The week leading up to Saturday was a farce, really, with hilly ups and downs like the New Zealand landscape. Our washing machine broke and we were down. But they would come and fix it—up. They came and told us it was a Major Problem, and they’d have to come and take it away—down. They rang the next day and said they’d be dropping off a loaner—yea! The loaner, when delivered in the driving rain, turned out not to work either. Get the pattern?

And other bits were just like that. No heat in the house yet, and the weather turned frigid. But the heat pump guy came on Friday and said he could install next week—I went to sleep dreaming of heat. But it turned out he couldn’t install it where we wanted it and so we’re heatless still and for the near future.

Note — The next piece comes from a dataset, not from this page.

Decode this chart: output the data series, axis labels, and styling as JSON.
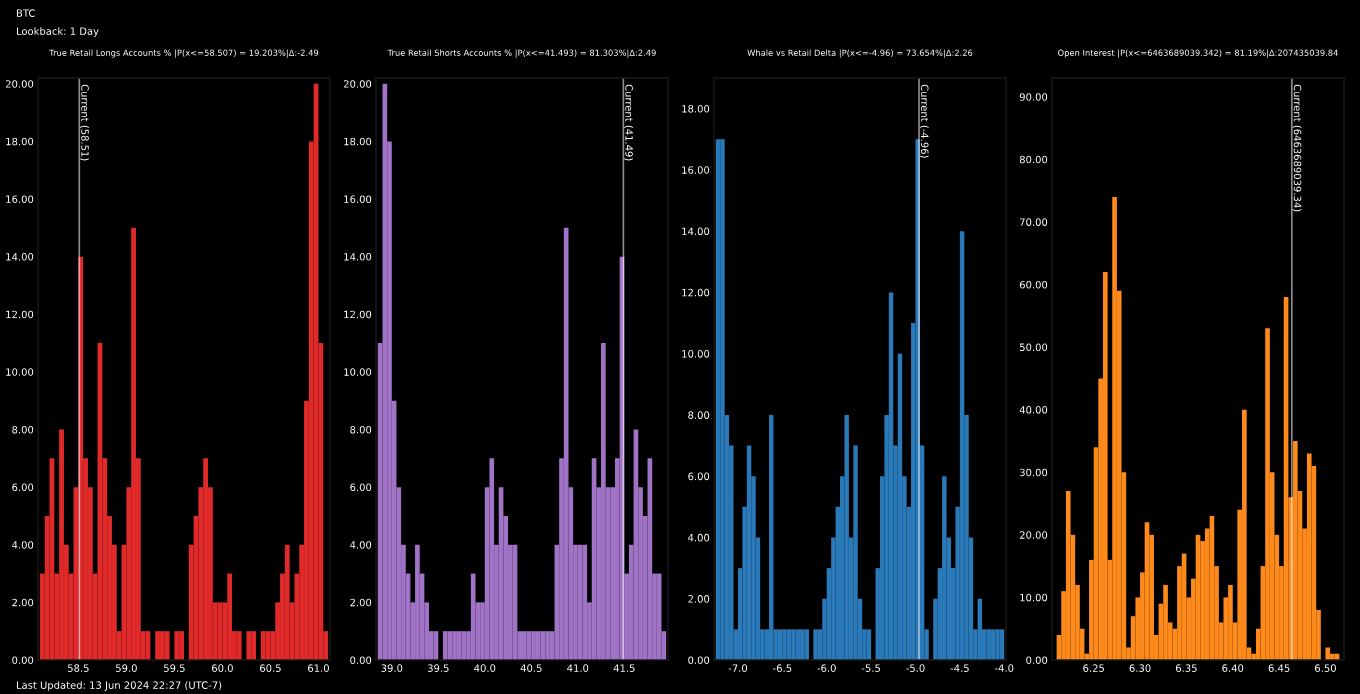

To these household discomforts are added a healthy dose of psychic discomfort. Last week, my tenure and promotion became official. I’m an associate professor now, and have a contract “without term.” IF I want it. I expected to drink champagne and feel celebratory and cheerful, but it sent me spinning. Do I want it? What DO I want, anyway? A heat pump? A fireplace? An academic job in the US? A consulting job in NZ? So many choices in front of me and this one somehow intractable. I spent the week spinning while my washing machine stayed still; each night I dream of good and bad choices, lovely and terrible possibilities.

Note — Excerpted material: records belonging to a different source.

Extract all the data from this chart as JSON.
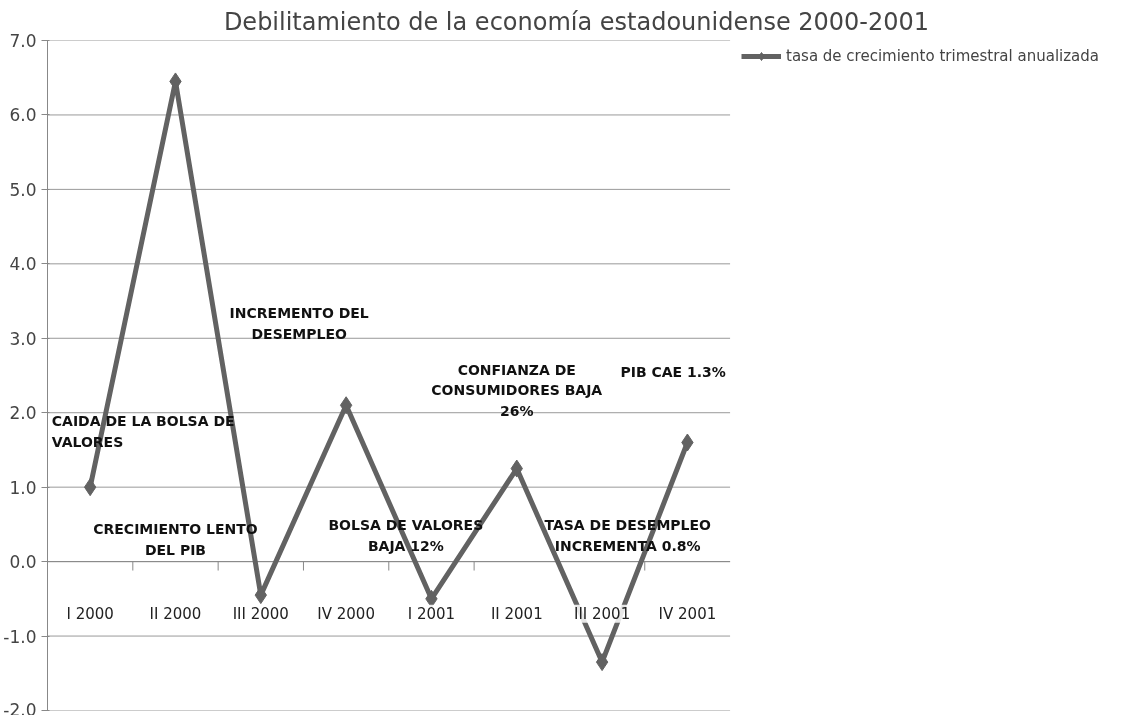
{
  "chart_data": {
    "type": "line",
    "title": "Debilitamiento de la economía estadounidense 2000-2001",
    "categories": [
      "I 2000",
      "II 2000",
      "III 2000",
      "IV 2000",
      "I 2001",
      "II 2001",
      "III 2001",
      "IV 2001"
    ],
    "series": [
      {
        "name": "tasa de crecimiento trimestral anualizada",
        "color": "#626262",
        "values": [
          1.0,
          6.45,
          -0.45,
          2.1,
          -0.5,
          1.25,
          -1.35,
          1.6
        ]
      }
    ],
    "ylim": [
      -2.0,
      7.0
    ],
    "yticks": [
      {
        "value": -2,
        "label": "-2.0"
      },
      {
        "value": -1,
        "label": "-1.0"
      },
      {
        "value": 0,
        "label": "0.0"
      },
      {
        "value": 1,
        "label": "1.0"
      },
      {
        "value": 2,
        "label": "2.0"
      },
      {
        "value": 3,
        "label": "3.0"
      },
      {
        "value": 4,
        "label": "4.0"
      },
      {
        "value": 5,
        "label": "5.0"
      },
      {
        "value": 6,
        "label": "6.0"
      },
      {
        "value": 7,
        "label": "7.0"
      }
    ],
    "grid": "y",
    "legend": "right",
    "marker": "diamond",
    "line_style": "solid",
    "annotations": [
      "CAIDA DE LA BOLSA DE\nVALORES",
      "CRECIMIENTO LENTO\nDEL PIB",
      "INCREMENTO DEL\nDESEMPLEO",
      "BOLSA DE VALORES\nBAJA 12%",
      "CONFIANZA DE\nCONSUMIDORES BAJA\n26%",
      "TASA DE DESEMPLEO\nINCREMENTA 0.8%",
      "PIB CAE 1.3%"
    ]
  }
}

So on Saturday I wanted to get out of the spin and get rooted, which meant, ironically, unrooting wheelbarrows full of weeds from the back yard. This yard has had a rather up-and-down existence too: landscaped by a professional landscaper 20 years ago, ignored for the next ten years, nurtured by the woman who lived in the house just before us and then neglected by us and, worse, trampled on by our builders for a year.

I was not particularly cheerful heading into the garden; it’s a good place to feel overwhelmed by the nascent potential and by the hundreds of hours of work needed to realise that potential. And I was cold and bundled in long johns and jeans, winter coat, hat and scarf. I plopped myself down on one of the terraces and faced the ancient struggle of my Irish farming ancestors: person against weed. I yanked and tugged and dug and scrabbled. I put my whole body weight into some of the bigger ones, landing hard on the ground when the roots finally gave up and exchanging a spray of dirt in my hair for the spray of curses I directed back at them. I trimmed and deadheaded and cleared pathways. At the end of the day I was dirty and tired and more cheerful than I’d been the whole week. The unkempt, weedy land had become an unkempt, mostly-weedfree land, which was all I was hoping for anyway.

The washing machine is still broken and we still have no heat. I still have to decide whether or not to go back to my old life. It’s still wintery cold, and on Sunday the rain came all day in horizontal sheets. But the feel of roots slowly loosening, and the shock of success when a big clump of weeds is in the compost and not in the garden has soothed me. Now, sitting on the train to go and get the kids, sleepy and warm in the afternoon sun, spinning seems like such a silly thing to do. Unless, of course, you’re a washing machine.

1 comment:

Jim, Carolyn, Abby, Becky, and David said...

Ahhhh....the spin. I often feel like my life is spinning, and it doesn't always take the kinds of ups and downs you're experiencing in order to get me there. It's not wintry cold here and I've done little to no gardening because we have a port-a-john in the backyard where we go to the bathroom while we wait for the various people who one needs to get a new septic system involved to come and do their thing. I think I liked it better when we had no washing machine....maybe because we had dear friends who let us use theirs! But toilets are harder to share.

I read your blogs faithfully and you bring me back to that beautiful place and I love it even imagining it in the cold..and I love you even in your spinning.